Aldo Scimè e Emanuele Cavallaro durante uno dei tanti servizi per la Rai

Gli studi giuridici, ai quali si era inizialmente dedicato senza tuttavia trascurare gli amati testi letterari, avevano contribuito ad affinare la logica dei suoi ragionamenti, che risultavano sempre appropriati e concludenti. Giornalista di razza, aveva collaborato come cronista a Radio Palermo, la prima emittente dell’Italia liberata costituita dagli Alleati dopo lo sbarco dell’estate 1943. Per Radio Palermo, che ha avuto come prestigioso direttore Mikhail Kamenetzky meglio noto come Ugo Stille, il nostro aveva curato non solo servizi e interviste a personaggi importanti del dopoguerra italiano, come il presidente dell’Eni Enrico Mattei, ma anche spazi di intrattenimento, come l’indimenticato Il Ficodindia. Il suo rapporto con la radio non s’interruppe mai, continuò a prestarvi la voce anche quando intraprese la carriera di funzionario parlamentare dell’Assemblea regionale siciliana della quale, all’inizio degli anni Settanta, mantenendo il suo spiccato profilo culturale, ne divenne prestigioso segretario generale. Proprio da funzionario del parlamento regionale ebbe il grande merito di promuovere l’apertura del palazzo alla grande cultura.
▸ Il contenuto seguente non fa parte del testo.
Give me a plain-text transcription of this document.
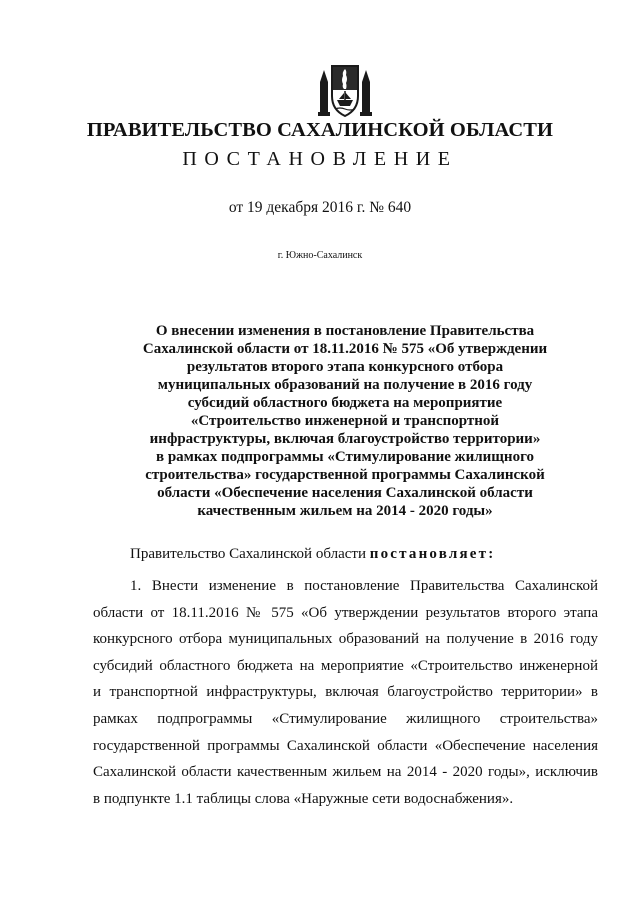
ПРАВИТЕЛЬСТВО САХАЛИНСКОЙ ОБЛАСТИ
ПОСТАНОВЛЕНИЕ
от 19 декабря 2016 г. № 640
г. Южно-Сахалинск
О внесении изменения в постановление Правительства
Сахалинской области от 18.11.2016 № 575 «Об утверждении
результатов второго этапа конкурсного отбора
муниципальных образований на получение в 2016 году
субсидий областного бюджета на мероприятие
«Строительство инженерной и транспортной
инфраструктуры, включая благоустройство территории»
в рамках подпрограммы «Стимулирование жилищного
строительства» государственной программы Сахалинской
области «Обеспечение населения Сахалинской области
качественным жильем на 2014 - 2020 годы»
Правительство Сахалинской области постановляет:
1. Внести изменение в постановление Правительства Сахалинской
области от 18.11.2016 № 575 «Об утверждении результатов второго этапа
конкурсного отбора муниципальных образований на получение в 2016 году
субсидий областного бюджета на мероприятие «Строительство инженерной
и транспортной инфраструктуры, включая благоустройство территории» в
рамках подпрограммы «Стимулирование жилищного строительства»
государственной программы Сахалинской области «Обеспечение населения
Сахалинской области качественным жильем на 2014 - 2020 годы», исключив
в подпункте 1.1 таблицы слова «Наружные сети водоснабжения».
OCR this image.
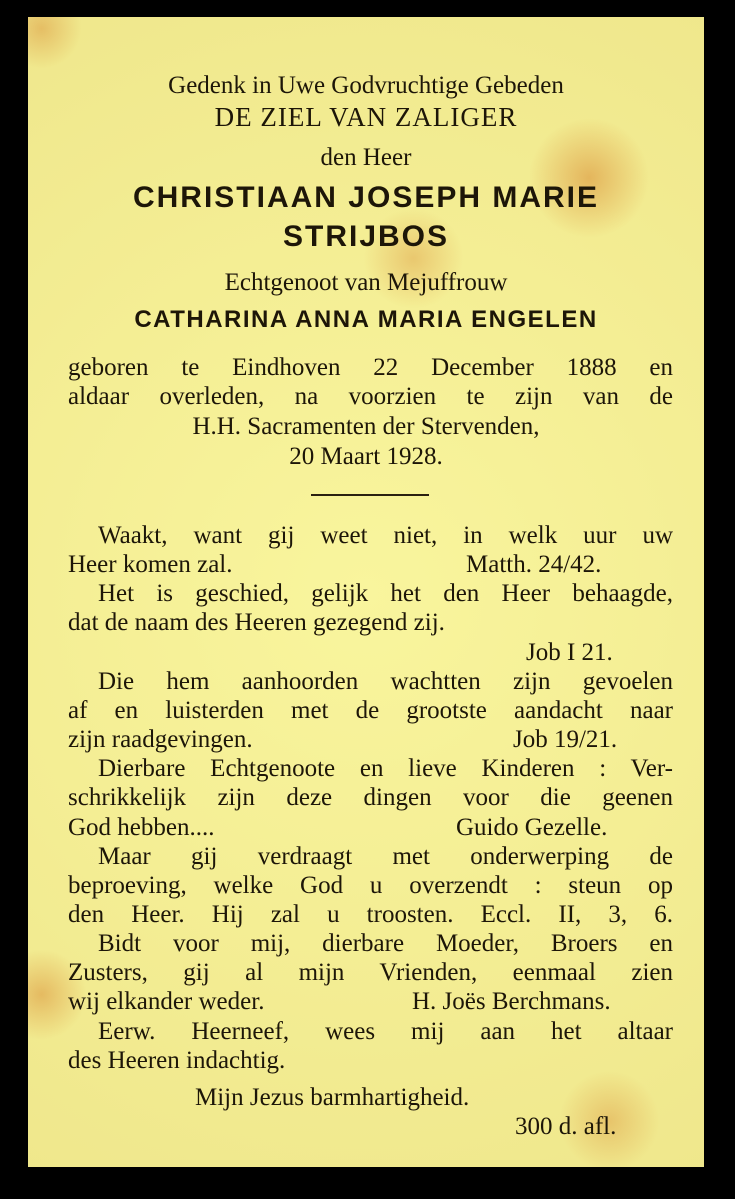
Gedenk in Uwe Godvruchtige Gebeden
DE ZIEL VAN ZALIGER
den Heer
CHRISTIAAN JOSEPH MARIE
STRIJBOS
Echtgenoot van Mejuffrouw
CATHARINA ANNA MARIA ENGELEN
geboren te Eindhoven 22 December 1888 en
aldaar overleden, na voorzien te zijn van de
H.H. Sacramenten der Stervenden,
20 Maart 1928.
Waakt, want gij weet niet, in welk uur uw
Heer komen zal.	Matth. 24/42.
Het is geschied, gelijk het den Heer behaagde,
dat de naam des Heeren gezegend zij.
Job I 21.
Die hem aanhoorden wachtten zijn gevoelen
af en luisterden met de grootste aandacht naar
zijn raadgevingen.	Job 19/21.
Dierbare Echtgenoote en lieve Kinderen : Ver-
schrikkelijk zijn deze dingen voor die geenen
God hebben....	Guido Gezelle.
Maar gij verdraagt met onderwerping de
beproeving, welke God u overzendt : steun op
den Heer. Hij zal u troosten. Eccl. II, 3, 6.
Bidt voor mij, dierbare Moeder, Broers en
Zusters, gij al mijn Vrienden, eenmaal zien
wij elkander weder.	H. Joës Berchmans.
Eerw. Heerneef, wees mij aan het altaar
des Heeren indachtig.
Mijn Jezus barmhartigheid.
300 d. afl.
Memorabile fu, infatti, l’avere promosso nel 1967 la realizzazione, mentre era presidente Rosario Lanza, della grande mostra su Filippo Paladino, pittore caravaggesco. Una mostra che ebbe come curatore Cesare Brandi, assistito da un comitato scientifico di tutto rispetto di cui fu segretario Andrea Spica Russotto, allestita nei locali del palazzo Reale, con il patrocinio del presidente della Repubblica Giuseppe Saragat. Un burocrate, dunque, sui generis ma non troppo visto che, nello staff del parlamento siciliano, il cui personale nel panorama burocratico regionale si è sempre distinto per stile e preparazione tecnica, c’erano allora intellettuali del livello di Nino Beninati, che sarebbe diventato ordinario di sociologia alla Sorbona, di Aristide Buffa, i cui fondi costituivano fiore all’occhiello del Giornale di Sicilia, del filosofo e scrittore Michele Anselmo o, ancora, del brillante Eugenio Franzitta, autore di testi teatrali.